Da nach Ansicht vieler Kritiker dieses Wahlrecht den Willen des Volkes nicht exakt genug zum Ausdruck brachte, regelte das neue Reichswahlgesetz von 1920 die Stimmenverteilung nach automatischem Verfahren: auf je 60.000 Stimmen in einem Wahlkreis entfiel ein Sitz. Reststimmen wurden zunächst im Wahlkreisverband, bestehend aus zwei bis drei Wahlkreisen, addiert und für 60.000 Stimmen ein Abgeordneter in den Reichstag entsendet. Verbleibende Stimmen wurden auf Reichsebene verrechnet. Auf je 60.000 Voten konnte ein weiterer Abgeordneter in den Reichstag geschickt werden. Reststimmen auf Reichsebene von über 30.000 wurden wie volle 60.000 Stimmen gewertet, Reststimmen unter 30.000 verfielen. Die Anzahl der Reichstagsabgeordneten hing also von der Wahlbeteiligung und der Zahl der abgegeben gültigen Stimmen ab und schwankte zwischen 423 in der Nationalversammlung 1919 und 608 nach der Reichstagswahl am 31. Juli 1932.

Ein wesentliches Merkmal des Weimarer Parlamentarismus war die zunehmende Zersplitterung der Parteien. 1928 warben 37 Parteien um die Stimmen der Wähler, von denen 15 ein Mandat im Reichstag errangen.
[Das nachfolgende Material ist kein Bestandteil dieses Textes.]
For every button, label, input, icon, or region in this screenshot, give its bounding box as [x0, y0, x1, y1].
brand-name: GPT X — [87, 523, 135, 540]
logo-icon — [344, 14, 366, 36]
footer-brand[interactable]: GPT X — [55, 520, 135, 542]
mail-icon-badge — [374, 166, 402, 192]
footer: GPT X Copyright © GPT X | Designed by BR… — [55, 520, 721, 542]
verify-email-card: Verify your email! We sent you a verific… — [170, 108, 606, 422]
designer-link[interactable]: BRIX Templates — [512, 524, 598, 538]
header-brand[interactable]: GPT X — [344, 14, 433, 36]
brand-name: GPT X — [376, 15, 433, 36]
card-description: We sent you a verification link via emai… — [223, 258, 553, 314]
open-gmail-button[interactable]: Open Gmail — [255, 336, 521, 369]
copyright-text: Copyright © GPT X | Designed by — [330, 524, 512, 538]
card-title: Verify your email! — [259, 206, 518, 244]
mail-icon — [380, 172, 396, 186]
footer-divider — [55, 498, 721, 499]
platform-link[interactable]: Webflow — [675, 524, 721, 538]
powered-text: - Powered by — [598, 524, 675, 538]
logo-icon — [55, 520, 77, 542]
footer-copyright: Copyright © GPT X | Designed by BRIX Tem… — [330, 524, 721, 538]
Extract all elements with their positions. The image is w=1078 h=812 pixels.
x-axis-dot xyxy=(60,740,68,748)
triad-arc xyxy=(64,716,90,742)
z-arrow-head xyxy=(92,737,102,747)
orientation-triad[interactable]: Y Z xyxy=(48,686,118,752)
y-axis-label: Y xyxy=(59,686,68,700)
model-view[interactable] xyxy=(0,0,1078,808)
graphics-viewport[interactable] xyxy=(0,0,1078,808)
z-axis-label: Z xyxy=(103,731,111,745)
Eine Fünf-Prozent-Klausel gab es nicht. Einzige, allerdings wenig wirksame Bestimmung zur Verhinderung allzu großer Parteiensplitterung war die Regelung, dass Parteien nur dann einen Abgeordneten in den Reichstag entsenden durften, wenn sie in einem Wahlkreis mindestens 30.000 Stimmen erreicht hatten. Dies entsprach 1930 etwa 0,07 Prozent der Wähler. Ferner durften aus der Reichswahlliste nicht mehr Mandate zugeteilt werden, als die betreffende Partei in den Wahlkreisen gewonnen hatte. Diese Klauseln konnten die kleineren Parteien durch Listenverbindungen und gemeinsame Reichswahllisten umgehen. Da keine Partei die absolute Mehrheit im Reichstag erreichte, war für eine Regierungsmehrheit immer die Koalitionsbildung mehrerer Parteien notwendig. In einigen Länderparlamenten erzielte die Sozialdemokratische Partei Deutschlands (SPD) 1918 und 1919 Ergebnisse von über 50 Prozent. Die Nationalsozialistische Deutsche Arbeiterpartei (NSDAP) schaffte selbiges 1932 in Mecklenburg-Schwerin und Oldenburg.

Der Reichspräsident wurde für sieben Jahre direkt vom Volk gewählt. Wählbar war jeder Deutsche, der das 35. Lebensjahr vollendet hatte. Wurde kein Kandidat im ersten Wahlgang mit absoluter Mehrheit gewählt, reichte in einem zweiten Wahlgang die einfache Mehrheit. Bei den Reichspräsidentenwahlen 1925 und 1932 ging jeweils Paul von Hindenburg als Sieger im zweiten Wahlgang hervor.

Die Landtagswahlen erfolgten nach Landeswahlgesetzen, die von Land zu Land verschieden ausfielen. Während in Baden, Mecklenburg-Schwerin, Oldenburg, Preußen und Thüringen in Anlehnung an das Reichswahlgesetz die Sitzverteilung nach der automatischen Methode durchgeführt wurde, galt in Anhalt, Bayern, Braunschweig, Bremen, Hamburg, Hessen, Mecklenburg-Strelitz, Lippe, Lübeck, Sachsen, Schaumburg-Lippe, Waldeck und Württemberg das Höchstzahlverfahren nach d'Hondt.